The US dollar has been the best performer this week rising to one-month highs as US rate cut projections get pushed further into the year, with some modest profit taking place as we head into the weekend. Next week is set to be the start of a key fortnight for central bank rate meetings, where in the wake of all this weeks’ chatter that markets are getting ahead of themselves on the rate cut front, next week will see the ECB look to reinforce that decision, while the Bank of Japan has the opposite problem as it attempts to steer a course that will enable it to pull its headline rate out of negative territory.
Crude oil prices look set to finish the week only marginally above where they finished a week ago. This is even more surprising given that localised flare-ups in the Middle East have extended to Pakistan and Iran whose forces have made targeted incursions into each other’s territory to root out what their respective governments consider militant forces. The lack of reaction to these new factors suggests that markets think the effects will be limited, while US production is still at record levels of 13.5m barrels a day, which is helping to keep supply concerns limited.
Gold prices slipped back to 5-week lows this week, hindered somewhat by the sharp rise in yields in the last few days, however the downside has been tempered by the haven buying as tensions in the Middle East show little signs of easing. The widening of tensions is a concern, with the emanating from events in Gaza now spreading to other areas. If the region were a heat map, more and more of the area is starting to turn orange.
Disappointing economic data out of Beijing continues to deliver momentum for many Asian equity indices, with Hong Kong’s Hang Seng proving to be amongst the most active on Thursday. The index headed towards lows not seen in more than a year during Wednesday’s trade and hopes that a marked rebound would be seen on Thursday failed to materialise. One day vol on the market stood at 33.36% against 23.88% for the month.

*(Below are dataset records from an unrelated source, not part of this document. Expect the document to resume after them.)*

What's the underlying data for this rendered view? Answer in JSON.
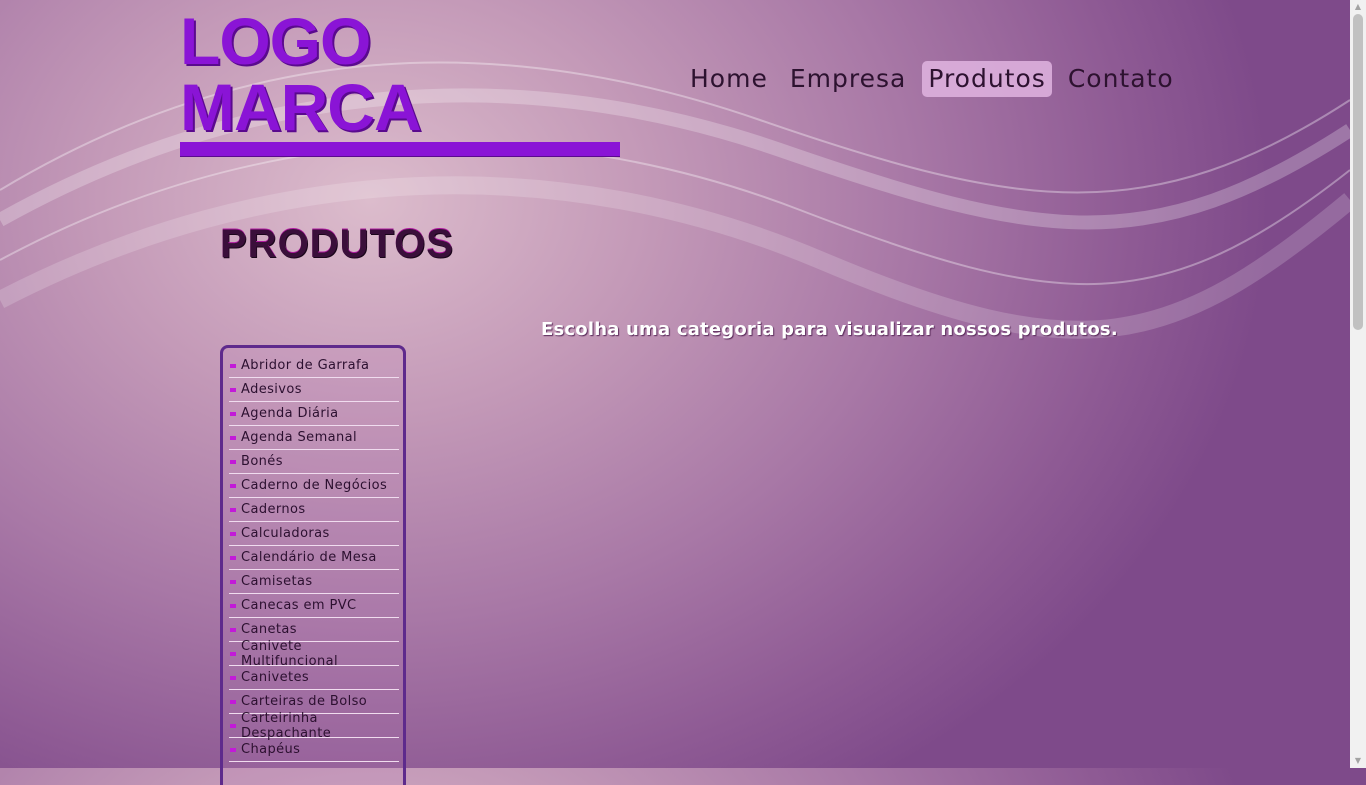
{
  "logo": {
    "text": "LOGO MARCA"
  },
  "nav": {
    "items": [
      {
        "label": "Home"
      },
      {
        "label": "Empresa"
      },
      {
        "label": "Produtos"
      },
      {
        "label": "Contato"
      }
    ],
    "active": "Produtos"
  },
  "page": {
    "title": "PRODUTOS",
    "intro": "Escolha uma categoria para visualizar nossos produtos."
  },
  "sidebar": {
    "categories": [
      "Abridor de Garrafa",
      "Adesivos",
      "Agenda Diária",
      "Agenda Semanal",
      "Bonés",
      "Caderno de Negócios",
      "Cadernos",
      "Calculadoras",
      "Calendário de Mesa",
      "Camisetas",
      "Canecas em PVC",
      "Canetas",
      "Canivete Multifuncional",
      "Canivetes",
      "Carteiras de Bolso",
      "Carteirinha Despachante",
      "Chapéus"
    ]
  },
  "colors": {
    "accent": "#8a14d6",
    "bullet": "#c21ad8",
    "sidebar_border": "#5e2a8c"
  },
  "icons": {
    "bullet": "square-bullet-icon",
    "scroll_up": "arrow-up-icon",
    "scroll_down": "arrow-down-icon"
  }
}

CMC’s proprietary basket of US banking stocks sold off on Thursday, moving down to levels not seen in over a month before finding legs for something of a rally heading into the close. Several companies in the sector reported waning profits as savings margins were eroded and one-off costs took a toll, too. One day vol on the cohort printed 34.38% against 28.4% for the month.
Natural Gas prices remain a standout in commodity markets although activity levels have been meaningfully reduced. Yesterday’s inventory draw was the biggest since last winter, but not quite of the scale that the market had been expecting. That saw prices sell off again and we’re now down 20% from the levels posted at the end of last week. One day vol on Nat gas came in at 76.91% against 73.9% for the month.
And a quick word on cryptos where markets have been looking rather muted compared with last week’s ETF-approval driven uncertainty. One day vol on Bitcoin stood at 40.67%, well below the one month print of 51.65%.